Nun, egal, Du hast jedenfalls super reagiert. Ich hätte den Jungen wahrscheinlich in die Luft geschmissen und hätte versucht mit ihm rumzualbern, aber das klappt eben nicht immer...schon gar nicht mit ängstlichen Kleinen!
vg taita

Lange-Weile - 12. Apr, 12:19

Hallo TAITA,

wie ich mich freue, wieder von dir zu lesen. Dein Kommentar wirft sehr viele Frage über die Ursachen der Angst auf. Aber ein großer Teil der Angst wird sicher in den Familien übertragen, denn die Existenzangst greift immer mehr um sich.
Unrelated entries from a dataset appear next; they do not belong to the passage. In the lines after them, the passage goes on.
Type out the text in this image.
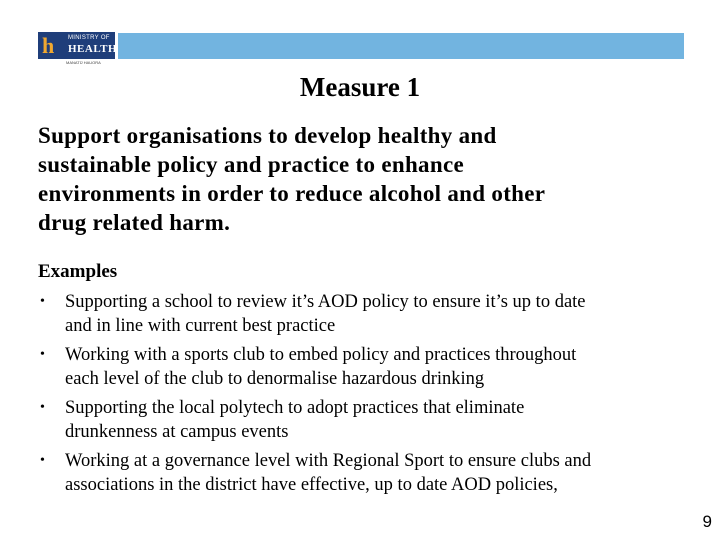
h MINISTRY OF
HEALTH
MANATŪ HAUORA
Measure 1
Support organisations to develop healthy and
sustainable policy and practice to enhance
environments in order to reduce alcohol and other
drug related harm.
Examples
• Supporting a school to review it’s AOD policy to ensure it’s up to date
and in line with current best practice
• Working with a sports club to embed policy and practices throughout
each level of the club to denormalise hazardous drinking
• Supporting the local polytech to adopt practices that eliminate
drunkenness at campus events
• Working at a governance level with Regional Sport to ensure clubs and
associations in the district have effective, up to date AOD policies,
9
KInder haben ja noch ein feinstoffliches Gespür und nehmen die herumschwirrenden Ängste der Erwachsenen in sich auf und verarbeiten sie auf ihre Weise.

Gruß LaWe

PS: Den Namen - LaWe - habe ich dir zu verdanken, denn hattest ihn zuerst für mich verwendet. Er gefiel mir und nun verwende ich ihn weiter - Ich danke dir noch einmal dafür....
typekey:schulnachhilfe - 12. Apr, 16:21

taita fühlt sich wie ein Patenonkel

Hi LaWe,
...das mit Deinem Namen hat mir gefallen! Ich fühle mich jetzt so ein bißchen wie ein "Pate"
LaWe, Du schreibst immer so schön. Wann kann ich dich für schulnachhilfe.info erwärmen? Willst du nicht auch einmal über Deine Erfahrungen mit den "Kleinen" berichten? Das wäre ganz toll!
Was hälst Du von unserer neusten Idee "BücherReise"?
Wir wollen Bücher auf die Reise schicken. Mitmachen kann jeder. Finder können in unserem Forum die Reise mitverfolgen, Rezensionen und Empfehlungen schreiben. Angelehnt an die Idee von Bookcrossing, aber eben für Kinder und Jugendliche!
vg taita

Lange-Weile - 13. Apr, 23:27

getragene Erfahrungen

Hallo Taita, ja..du bist der PateOnkel von LaWe und sie hat sich unter deine Aufsicht entwickelt, wie deine Kinder auf dem Fußballfeld, wenn du am Rand steht und sie anfeuerst ;-).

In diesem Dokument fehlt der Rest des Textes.